Redistributing the Sensible: The Brighton Homeless Bill of Rights by David Thomas
We have a homelessness crisis. You need only walk the streets of Brighton and Hove, or any city in the country, to see it. But the street homeless that you see are only the visible symptom, the intolerable crux, of the housing crisis that affects so many people. There are 5-10,000 people sleeping rough, but Shelter (2018)estimates that there are 320,000 homeless altogether counting people in hostels and temporary and emergency accommodation. Even that total doesn’t include the hidden homeless, those sleeping in crowded and unsuitable accommodation, on friend’s sofas, in cars, in boats, in tent encampments. Rough sleepers are not people suffering from some extraordinary illness or incapacity; they are you and me, they are people who have had a bit of bad luck, they are the visible sign of our disintegrating systems for supporting human beings. Their situation is appalling – according to the ONS (2018)the average age at death is 44 for men, 42 for women.
In another way, though, they are not visible at all. No-one looks at them, no-one catches their eye; most people ignore them. They are visible only in the same way as graffiti, as an irritation in the corner of the eye.
Brighton & Hove Housing Coalition is an organization of activists which tries to change the way that homeless people are seen. When our city is not treating rough sleepers as a nuisance, they still regard rough sleepers as a problem to be solved, or mitigated. We, on the other hand, argue for a different view, that of the rough sleepers themselves, trying to make the establishment see what it is like for them, to see them as people rather than problems.
So we came to launch the Homeless Bill of Rights for Brighton & Hove.It has been drawn up by European homelessness organizations, and is full of practical insights into the conditions under which rough sleepers survive. It is the outcome of a European campaign against the tendency to criminalize the homeless and to exclude them from public spaces, pushing them away out of sight. It has been signed by six European cities so far, including Barcelona. We hope that Brighton & Hove will be the first British city to adopt it.

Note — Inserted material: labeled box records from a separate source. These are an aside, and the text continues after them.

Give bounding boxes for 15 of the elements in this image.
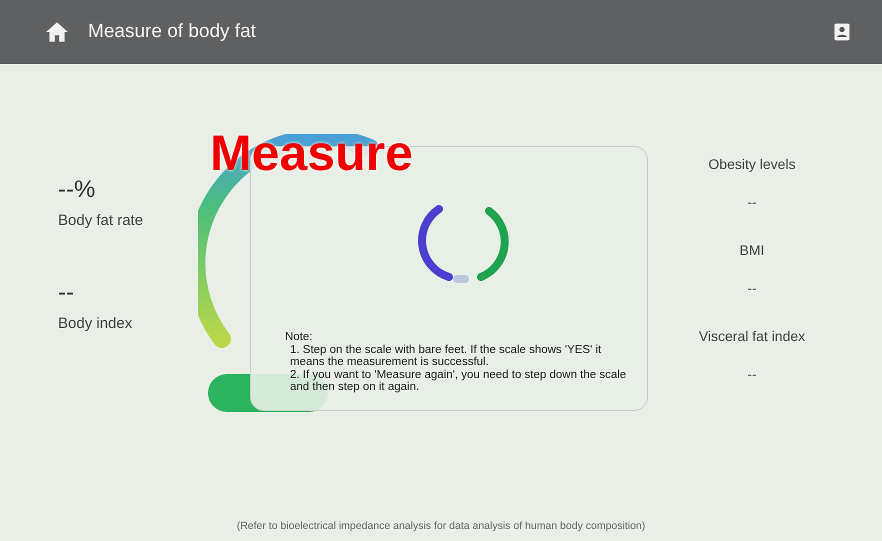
note-text: 2. If you want to 'Measure again', you need to step down the scale and then step on it again.: [289, 369, 628, 393]
metric-label: Visceral fat index: [698, 328, 806, 344]
metric-value: --%: [58, 176, 96, 204]
metric-value: --: [747, 280, 757, 296]
page-title: Measure of body fat: [88, 21, 257, 43]
note-text: 1. Step on the scale with bare feet. If the scale shows 'YES' it means the measurement is successful.: [289, 344, 602, 368]
footer-note: (Refer to bioelectrical impedance analysis for data analysis of human body composition): [236, 520, 646, 532]
metric-value: --: [747, 194, 757, 210]
metric-label: BMI: [740, 242, 764, 258]
metric-label: Body fat rate: [58, 212, 144, 229]
note-title: Note:: [285, 331, 314, 343]
metric-value: --: [58, 279, 75, 307]
metric-label: Obesity levels: [708, 156, 796, 172]
metric-label: Body index: [58, 315, 134, 332]
metric-value: --: [747, 366, 757, 382]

Article 1 of the Bill of Rights is the rightto housing to which this country has committed itself in international law[1]. It must be absolutely clear that everyone already has the right to housing, and that the remainder of the Bill of Rights is necessary only insofar as we as a community have failed to implement it. Homelessness is itself a breach of fundamental rights. The other rights address the detailed experience of life on the streets and seeks to make it less unbearable and to make true the equality in dignity and rights that rough sleepers theoretically have. The whole bill, and the story of the campaign so far, may be found at www.homelessrights.org.uk.
For this particular struggle, human rights are a good fit. They cut through all the distinctions of domestic legislation, between those with a local connection and those without, and those who have a right to stay in the country and those who have not. Many of the people on our streets do not have immigration status; they are barred from nearly all services and are always in fear of being betrayed to the Home Office for deportation. Human rights refuse that distinction.
For Jacques Rancière (Rancière and Corcoran 2010: 62-75), the existing arrangements in society which give everyone their place and role, and which organize and justify that allocation, amount also to a particular way of seeing, a particular arrangement of which people are heard and which are not, which are able to take part in the making of the community and which are not, who is visible and who is not. This is the situation of inequality in which we live. But it is possible to disrupt this situation, to disturb this order of the seeable and sayable, by constructing a dispute or dissensus in order to bring bringing two worlds into collision. Human rights are a writing of the community as free and equal, and they may be used to force such a collision; here, between the world where homeless people are unseen and uncounted, and the world where they are bearers of rights and dignity and speak for themselves within the community. This is what we are trying to do with the Homeless Bill of Rights, here and now in Brighton and Hove; to force a change in what may be seen and heard, a recount in the name of equality. Please support our campaign.